Ce sang neuf venu d’ailleurs est, dans le secteur de la vigne et du vin, un marqueur très puissant de son dynamisme et de son renouvellement. Dans le cas des Maby c’est le droit fil d’une saga familiale mais la pure installation exogène est aussi monnaie courante et produits des effets bénéfiques que malheureusement on ne retrouve pas dans le restant de l’agriculture qui reste encore très largement endogame. C’est pour moi l’un des atouts majeurs de notre « industrie du vin » car cet apport bouscule les conservatismes, les immobilismes et nos chers chefs du troupeau qui trustent les places officielles devraient s’en inquiéter car leur avenir à eux n’est pas assuré.
Après ces fortes paroles d’un ancien rapporteur sur la pente conduisant à la sortie je reviens à un superbe mariage entre un Pluma Iberico Bellota* laquée à la sauce barbecue* avec le Lirac rouge Fermade 2005 du domaine Maby.
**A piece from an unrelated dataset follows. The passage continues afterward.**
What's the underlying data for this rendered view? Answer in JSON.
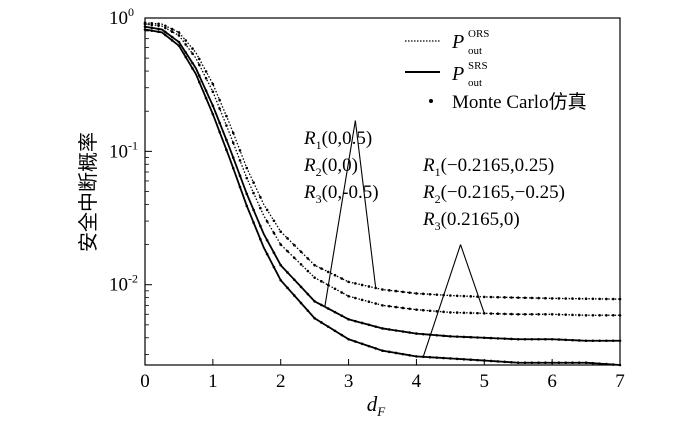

En ce temps où le mariage est encensé, défendu, revendiqué, l’hyménée, purement charnelle, de ce morceau de choix du porc ibérique (Il s'agit de la partie antérieure de la longe, du lomo vers l'épaule. C'est un morceau avec beaucoup de graisse intermusculaire qui est considéré comme l'une des parties les plus savoureuses du porc ibérique. Pièce ovale de couleur rouge intense) de ce grand jus de Lirac issu d'un assemblage de Grenache, Syrah et Mourvèdre m’a rendu addict. La viande est juteuse et tendre, son goût se situe entre celui du solomillo et de la presa (merci Vincent Pousson pour la traduction) et ce millésime 2005, absolument somptueux, à damner un Taulier qui n’a plus ensuite envie d’aller travailler. Vivement la retraite ! Ce qu’il y a de bien dans le job de Taulier non appointé c’est, qu’une fois invité, en toute simplicité, en toute satiété, en toute liberté, nul besoin de lui chauffer les pieds pour lui voir délivrer ses chroniques chantournées. La magie ne fonctionne pas à tous les coups mais avec Richard et Natacha la petite musique s’est installée et, nul besoin de grands airs, pour apprécier le fruit d’un travail passionné et raisonné. Merci.
Maman m’a toujours repris « Merci qui ? »
Merci Natacha et Richard Maby.
* Pour les puristes de la nouvelle gastronomie descriptive
:
- Gambas en penko, avocat Hass, eau de tomate aupiment fumé de la Vera.
- Pluma Iberico Bellota laquée à ma sauce barbecue et rafraîchit au citon vert, pommes de terre grenaille de l'Ile de ré, fleur de sel de Maldone.